A century on, the wonder of water has returned to the ramps designed by Giuseppe Poggi.
The water system resumed its original function on May 17 as Florence’s mayor Dario Nardella and Fondazione CR Firenze’s president Umberto Tombari pressed the red button in fittingly “wet” weather. It took 10 minutes for the water to cover the 54 metres between the coat of arms at the top of the hill to the fountains by the San Niccolò tower.
The restoration, which cost approximately 2.5 million euro, was financed by the Fondazione CR Firenze and was managed by Florence city council.
“It’s a joyful occasion to see this massive feat of architecture resume operation like it did a century ago,” commented Nardella at the opening ceremony. “I’d like to thank everyone who made it happen: the Fondazione CR Firenze for financing the project, the council for managing the restoration, everyone who worked on it everyday, and Florentines who spurred us on to revitalize the ramps. We’re truly happy about this unforgettable and historic day.”
“It’s been a very challenging project to complete in nine months,” emphasized Tombari, who subsequently finished his mandate as the foundation’s president on May 23. “Credit must go to the experience, expertise and enthusiasm demonstrated. Florence is home to true excellence without which this project would not have succeeded in such a timeframe…I’m proud to finish my presidency with this proof of the city’s ability to work together.”
The ramps, built between 1872 and 1876 after Florence’s spell as the capital of Italy, wind their way across three levels: the grottos, which consist in stone recesses dug into the walls covered with plaster work and sponges (the restored sponges come from the sea off Livorno) across the first two levels of the ramps; the main tank, consisting of several stone basins covered in sponges, rocks and mosaics; and the cliffs and the little grottos, dotted along the wider sections of the paths, made of stone from the Monte Ripaldi quarries. The function of the ramps was not only embellishment, but first and foremost to stabilize the hillside, given the soil movements documented in the past by Leonardo da Vinci and Giuliano da Sangallo.
The restoration, which began in July 2018, proved to be one of the most complicated in the last 50 years in Florence. 27,000 hours of labour, 100 quintals of materials removed and 1,200 plants up- and re-rooted. The project consisted in three steps: restoring the architecture, creating a new water system and replanting the vegetation. In quiet juxtaposition with the Arno, water flows from the top of the ramps, marked by the city’s fleur-de-lis and a shell, into the first basin before running down to the grottos and into a second basin. An eight-metre-long cascade flows into the final basin constructed in Impruneta, and then into the upper part of the five grottos before reaching an oval tank. The system ends in the massive tank by Torre di San Niccolò and the two basins beside the tower with their cascades. All the water is re-circulated by its own management system, which works independently of the city’s mains supply.

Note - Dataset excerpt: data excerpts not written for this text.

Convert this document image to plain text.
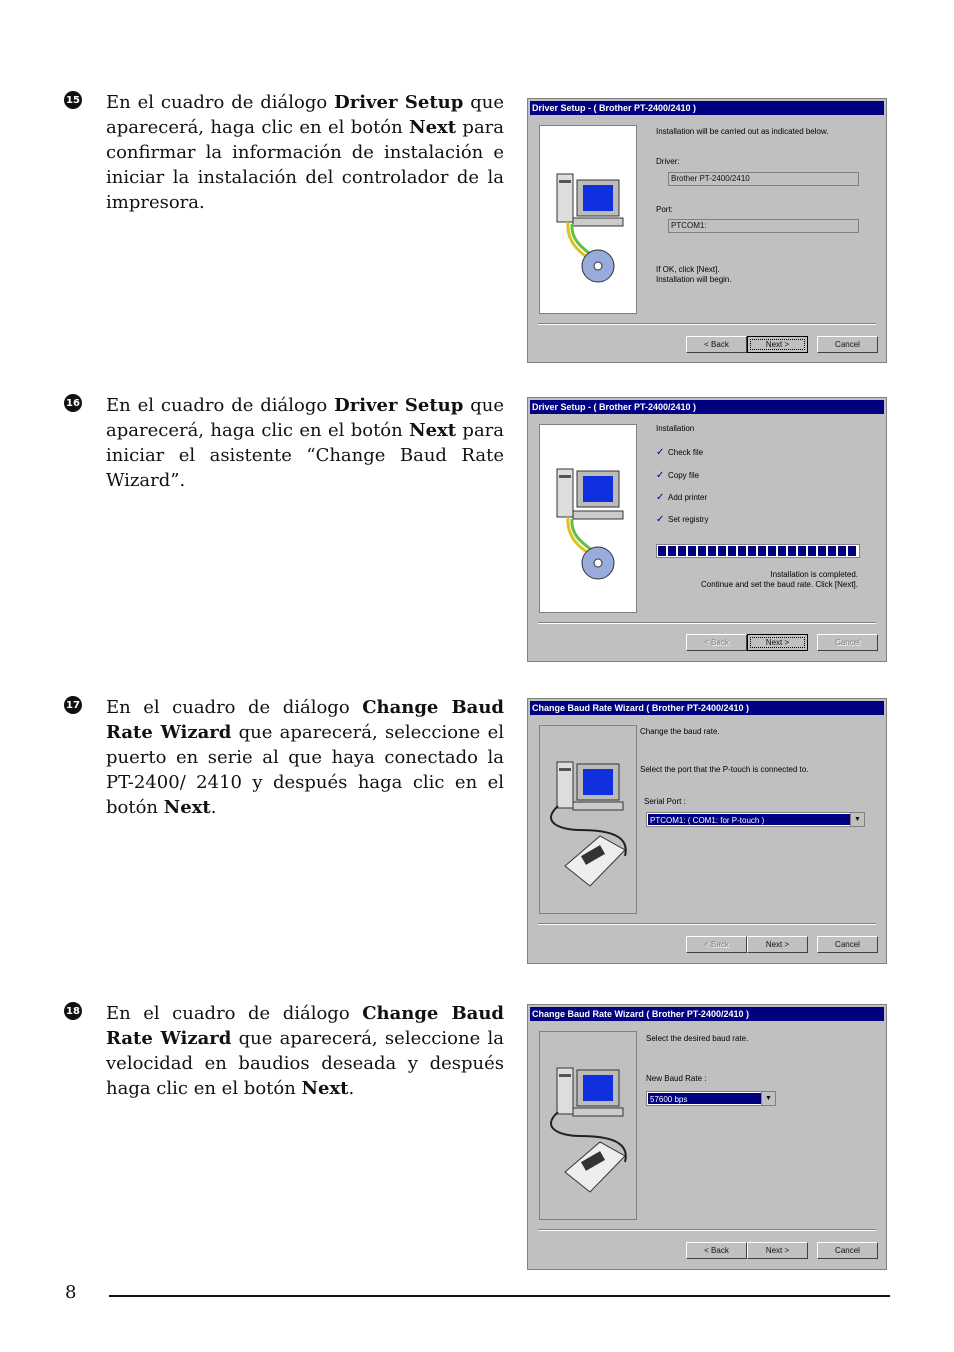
15 En el cuadro de diálogo Driver Setup que aparecerá, haga clic en el botón Next para confirmar la información de instalación e iniciar la instalación del controlador de la impresora.

Driver Setup - ( Brother PT-2400/2410 )
Installation will be carried out as indicated below.
Driver:
Brother PT-2400/2410
Port:
PTCOM1:
If OK, click [Next].
Installation will begin.
< Back	Next >	Cancel
16 En el cuadro de diálogo Driver Setup que aparecerá, haga clic en el botón Next para iniciar el asistente “Change Baud Rate Wizard”.

Driver Setup - ( Brother PT-2400/2410 )
Installation
✓ Check file
✓ Copy file
✓ Add printer
✓ Set registry
Installation is completed.
Continue and set the baud rate. Click [Next].
< Back	Next >	Cancel
17 En el cuadro de diálogo Change Baud Rate Wizard que aparecerá, seleccione el puerto en serie al que haya conectado la PT-2400/ 2410 y después haga clic en el botón Next.

Change Baud Rate Wizard ( Brother PT-2400/2410 )
Change the baud rate.
Select the port that the P-touch is connected to.
Serial Port :
PTCOM1: ( COM1: for P-touch )	▼
< Back	Next >	Cancel
18 En el cuadro de diálogo Change Baud Rate Wizard que aparecerá, seleccione la velocidad en baudios deseada y después haga clic en el botón Next.

Change Baud Rate Wizard ( Brother PT-2400/2410 )
Select the desired baud rate.
New Baud Rate :
57600 bps	▼
< Back	Next >	Cancel
8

Although no documentation tells us precisely which plants Attilio Pucci, Poggi’s right-hand man, had in mind for the original project, his son Angiolo gives some clues in his Enciclopedia orticola illustrata - Dizionario generale di Floricoltura (1915). As a result of a modern readaptation of this research, water lilies, ivy, jasmine, irises and abelia have been planted in addition to new grass borders in piazza Poggi.
On June 1, the renovation of the ramps will be celebrated with Le Rampe in Festa. From 4 to 11pm, expect free family fun, live music and guided tours of the ramps. At 9.30pm, check out the light and sound show starring the revamped fountains and Torre San Niccolò.
“On the occasion of considerable and extended rainfall, care must be taken to ensure that the rocks don’t fall, and that they can be duly restabilized if necessary, in order to avoid any hazardous land movements which could occur as in the past. Moreover, it is necessary to check that the cascades and water basins are dry during freezing weather, in order to avoid any changes in the masonry and plaster. Regardless of whether not much or plenty of water enrich the cascades of the ramps, they must be deviated during freezing weather, due to the northerly exposure, soil conditions and the state of the masonry that form and support the different basins consisting the ramps.”
—Giuseppe Poggi’s maintenance advice on delivering the original project to the Florence art department
A household name, Giuseppe Poggi’s impact on the city is wide-reaching. The architect’s role was to rethink the city for the nascent bourgeoisie in the 19th century, as Florence began the capital of Italy (1865-71). Known as the risanamento, Poggi’s scouring pad was applied to some of the most beautiful medieval areas, creating piazza della Repubblica, piazza della Libertà and piazza Beccaria, and creating the viali, or ring roads, where the city’s walls once stood. It is thanks to Poggi that we have piazzale Michelangelo, the impressive panoramic point above the city, as well as the “Rampe” that were part of an essential retaining wall on this side of the Arno, whose pedestrian walkway permitted Florentines to stroll up and admire the view.